The most critical aspect of microbial growth in microtiter plates is the closure system of the individual wells, which has to prevent cross-contamination (even during vigorous shaking), permit the exchange of headspace air, and limit evaporation.
Equal physical conditions in all wells is a further requirement: the wells in the corners should have exactly the same characteristics as the wells in the middle of the microtiter plate. This is especially important in the area of medium optimization and mutant screening where productivity improvements as low as 5% should be detectable.
Gas permeable membrane filters (sealing tapes) are available from many suppliers, and are well-suited for qualitative work, but have a number of distinct disadvantages for quantitative work. First, during vigorous shaking, droplets may cover smaller or larger parts of the membrane, leading to random well-to-well variations in evaporation and supply of oxygen. Second, the partial dissolving of potentially toxic glue material may harm growth.
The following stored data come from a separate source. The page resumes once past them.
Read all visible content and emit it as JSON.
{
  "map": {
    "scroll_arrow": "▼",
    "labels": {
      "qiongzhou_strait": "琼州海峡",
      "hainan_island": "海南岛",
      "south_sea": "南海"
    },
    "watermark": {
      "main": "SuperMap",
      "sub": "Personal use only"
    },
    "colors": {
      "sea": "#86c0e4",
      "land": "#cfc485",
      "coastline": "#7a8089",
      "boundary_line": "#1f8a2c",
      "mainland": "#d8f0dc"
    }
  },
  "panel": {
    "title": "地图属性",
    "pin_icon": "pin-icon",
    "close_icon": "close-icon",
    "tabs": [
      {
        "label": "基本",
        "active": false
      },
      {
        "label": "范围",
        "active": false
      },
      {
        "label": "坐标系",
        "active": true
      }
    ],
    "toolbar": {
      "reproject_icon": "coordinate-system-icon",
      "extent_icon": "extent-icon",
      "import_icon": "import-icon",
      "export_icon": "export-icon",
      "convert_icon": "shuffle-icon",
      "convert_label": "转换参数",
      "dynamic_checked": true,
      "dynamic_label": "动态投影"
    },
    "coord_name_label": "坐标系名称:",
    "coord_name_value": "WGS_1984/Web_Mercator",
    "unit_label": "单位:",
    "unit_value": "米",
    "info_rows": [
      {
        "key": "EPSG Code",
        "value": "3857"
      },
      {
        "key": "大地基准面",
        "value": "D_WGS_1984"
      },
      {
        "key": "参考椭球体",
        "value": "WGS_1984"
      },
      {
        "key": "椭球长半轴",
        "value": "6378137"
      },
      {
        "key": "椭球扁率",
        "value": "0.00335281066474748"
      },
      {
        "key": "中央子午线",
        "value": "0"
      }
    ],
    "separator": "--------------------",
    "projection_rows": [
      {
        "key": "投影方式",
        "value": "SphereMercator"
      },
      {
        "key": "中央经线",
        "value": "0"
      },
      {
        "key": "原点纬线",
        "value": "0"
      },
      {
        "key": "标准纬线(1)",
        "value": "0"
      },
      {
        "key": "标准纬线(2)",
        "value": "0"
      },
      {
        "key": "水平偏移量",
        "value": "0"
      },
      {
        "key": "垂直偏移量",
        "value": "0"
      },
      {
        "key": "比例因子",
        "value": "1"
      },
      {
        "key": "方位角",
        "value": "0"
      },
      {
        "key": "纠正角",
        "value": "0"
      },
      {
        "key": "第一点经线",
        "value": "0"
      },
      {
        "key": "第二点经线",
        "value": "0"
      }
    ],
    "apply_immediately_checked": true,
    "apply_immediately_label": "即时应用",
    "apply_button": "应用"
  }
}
An additional drawback of plastic membranes is their relatively low diffusion coefficient for oxygen and high diffusing coefficient for water. The result is substantial water loss by evaporation while the oxygen demand of the culture is often not met.
A solution that overcomes these problems with sealing tapes has been developed by Enzyscreen (), is manufactured by Kuhner (www.kuhner.com), and distributed in the U.S. by Biopro International (www.biopro.com). The solution consists of a sandwich cover with three layers: a silicone layer with 96 small holes in the middle of each well, a layer of cotton wool, and a stainless steel lid with 96 holes (Figures 1 and 2). The sandwich cover and microtiter plate are clamped together tightly in order to prevent spillage of the culture fluid during high G-force orbital shaking and to ensure that exchange of headspace air occurs solely through the center holes.
In this system, the rate of exchange of headspace air and evaporation is controlled by the diameter of the holes in the silicone layer; holes of 0.5 mm result in water evaporation rates of 10 µL per well per day at 50% humidity and 30C.
A thin stainless steel foil with 200-µm holes inserted between the silicone layer and the cotton wool layer results in even lower evaporation rates (4 µL per well per day) and is advisable for 100-µL cultures in low-well plates. Such evaporation rates correspond to 2% of the culture volume per day, which is acceptable for most purposes. Therefore, no air humidification is required, which avoids the nuisance of fungal wall growth, often seen in humidified incubators.
Since the diffusion coefficients of oxygen and water in air are practically equal (0.21 cm2/s at 20C), it can be readily calculated that an evaporation rate of 10 µl per day at a relative humidity of 50% correlates with an exchange rate of headspace air of 450 µl (containing 3.6 µmol O2) per minute, provided a mechanical diffusion barrier such as cotton wool is used. This guarantees a sufficient oxygen concentration (above 18%) in the headspace even at oxygen consumption rates in the culture as high as 40 mmol/L/h. Air supply rates in this range correlate well with the general rule of thumb for lab-scale stirred tank bioreactors: one vessel volume of air per minute.
A sufficiently high and universal exchange rate of headspace air is a prerequisite, but not a guarantee, that the cells growing in the wells are supplied with enough oxygen. Gas-liquid transfer is another limiting factor.